A challenge of 21st century romantic life is the pursuit of relationship equality.
Life and work are demanding and while people often make daily sacrifices in the name of love, is it ever okay to miss a day of emptying the dishwasher so that you can have some time to yourself for self-care? And, when both parties have long and stressful days, what is the expectation and what is the correct plan of action?
A new study from the University of Arizona suggests that while making sacrifices in a romantic relationship is generally a positive thing, doing so on days when you are feeling especially stressed may not be beneficial.
The study, led by Casey Totenhagen, Ph.D., will be featured in an upcoming edition of the Journal of Social and Personal Relationships.
Researchers followed 164 couples, married and unmarried, whose relationships ranged in length from six months to 44 years.
Each of the 328 individuals was asked to fill out daily online surveys, over the course of seven days, indicating the daily sacrifices they made for their partner in 12 categories, such as child care, household tasks and amount of time spent with friends, among others.
They also were asked to report on the number of hassles they experienced that day and how much those hassles affected them.
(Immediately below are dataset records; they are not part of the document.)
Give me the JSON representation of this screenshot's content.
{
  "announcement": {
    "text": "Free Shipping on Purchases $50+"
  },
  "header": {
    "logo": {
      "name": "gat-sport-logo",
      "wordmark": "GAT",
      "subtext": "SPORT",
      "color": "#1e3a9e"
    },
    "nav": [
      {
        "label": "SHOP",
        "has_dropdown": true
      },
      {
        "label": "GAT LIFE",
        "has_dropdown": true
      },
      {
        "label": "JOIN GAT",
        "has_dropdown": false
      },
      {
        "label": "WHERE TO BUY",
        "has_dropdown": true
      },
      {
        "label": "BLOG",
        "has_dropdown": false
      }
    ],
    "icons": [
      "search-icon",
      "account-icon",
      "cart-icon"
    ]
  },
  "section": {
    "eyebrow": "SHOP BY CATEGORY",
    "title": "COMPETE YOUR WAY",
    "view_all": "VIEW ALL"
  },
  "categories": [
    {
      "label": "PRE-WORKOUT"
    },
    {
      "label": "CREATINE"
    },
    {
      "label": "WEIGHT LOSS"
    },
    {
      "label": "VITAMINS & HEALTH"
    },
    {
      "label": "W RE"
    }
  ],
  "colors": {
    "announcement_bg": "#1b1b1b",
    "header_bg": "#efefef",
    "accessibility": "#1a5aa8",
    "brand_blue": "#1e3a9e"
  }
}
The participants then ranked, on a scale of one to seven, how committed they felt to their partners, how close they felt to their partners and how satisfied they felt with their relationship that day.
In the study “sacrifice” was defined as a small change in daily routine in order to do something nice for a partner and maintain the quality of the relationship.
Investigators found that individuals who made sacrifices for their significant others generally reported feeling more committed to their partners when they performed those nice behaviors.
However, when they made sacrifices on days when they had experienced a lot of hassles, they did not feel more committed.
“On days when people were really stressed, when they were really hassled, those sacrifices weren’t really beneficial anymore, because it was just one more thing on the plate at that point,” Totenhagen said.
“If you’ve already had a really stressful day, and then you come home and you’re sacrificing for your partner, it’s just one more thing.”
“You need to be mindful of the resources that you have to do those sacrifices at the end of the day,” she added. “Maybe trying to pile on more sacrifices at the end of a really stressful day isn’t the best time.”
Surprisingly, individuals on the receiving end of a partner’s sacrifice did not report feeling more committed to their partner — perhaps because they were unaware that their partner had done anything special for them.
Researchers say this lack of awareness is a phenomenon that deserves additional research and attention.
Ironically, when it came to feelings of relationship satisfaction and closeness, making sacrifices for one’s partner seemed to have little bearing one way or another.
However, the daily hassles reported by an individual did affect closeness and satisfaction for both partners, regardless of which one experienced those hassles.
“We found that sacrifices did not significantly predict satisfaction and closeness, but we found that hassles played a pretty big role for those two outcomes,” Totenhagen said.
Researchers also discovered excess stress and hassle at work affected both individuals.
Those findings, Totenhagen said, support existing research suggesting people don’t typically do very well at compartmentalizing different aspects of their lives – like work and personal lives – which often results in a “spillover” effect.
“If I have a terrible day at work, I’m going to come home feeling grumpy, and probably my quality of interaction with my partner won’t be as great,” she said.
“And if my partner has a stressful day, they’re probably coming home feeling grumpy and they won’t have the energy to have positive interactions, so I still suffer from my partner’s stressful day.”
The implication, said Totenhagen, is that couples would do best to work through those daily hassles together.
“It’s really important that couples work on coping with those daily stressors as they occur, before they have a chance to build up,” she said.
“Even if I had stressful experiences that didn’t involve my partner, it can still impact my partner, so it might be beneficial for us to work on those together.”
Totenhagen’s research on romantic relationships aims to identify precipitating factors that can make a relationship good or bad.
“I want to understand what makes good relationships good and bad relationships bad, and I think that a lot of that comes in our daily interactions with our partners and how our daily lives seep into our relationships,” she said.
“I think it’s really useful, then, to try and understand not just the big things that happen in relationships but the things we can do every day to foster positivity with our partners through our everyday interactions.”